Give this a thought, folks:

  1. We expect rates to rise in the future on foot of ECB unwinding its QE, the Fed hiking rates and monetary conditions everywhere around the world getting 'gently' tighter;
  2. Euro is set to weaken in the longer run on foot of Fed-ECB policies mismatch;
  3. WindTre issues replacement debt, increasing its leverage risk by 50%, as its revenue falls almost by a thirds and its EBITDA falls by a quarter;
  4. WindTre operates in the market that is highly exposed to political risks and in an economy that is posting downward revisions to growth forecasts.
And the investors are piling into the company bonds, cutting the cost of debt carry for the operator from 12 percent to 3 percent. 
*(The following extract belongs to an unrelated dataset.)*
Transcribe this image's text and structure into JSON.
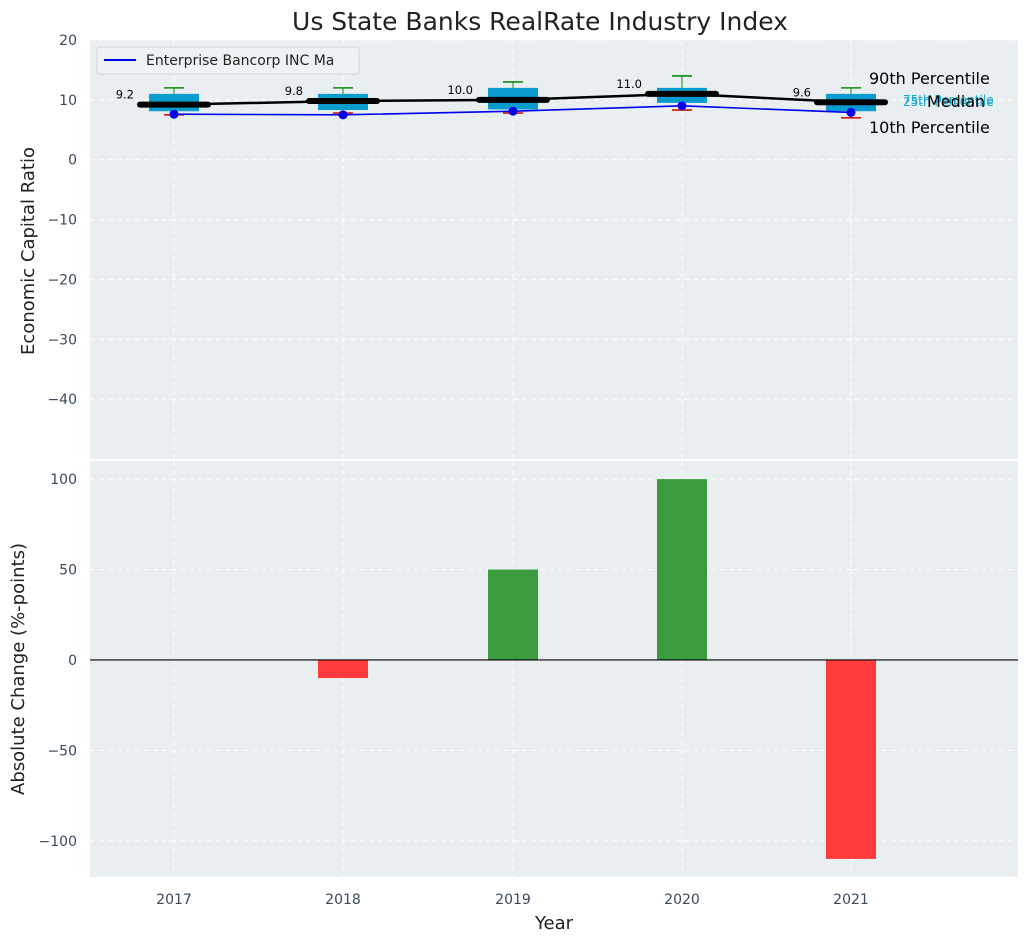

Per FT (https://www.ft.com/content/31c635f4-64df-11e8-a39d-4df188287fff): "Lending to corporates rose 1.2 per cent in the year to February 2018, according to the Bank of Italy, and the average interest rate on new loans was 1.5 per cent — a historic low."



Say big, collective "Thanks!" to the folks at ECB, who worked hard to bring us this gem of a market, so skewed out of reality, one wonders what it will take for markets regulators to see build up of systemic risks.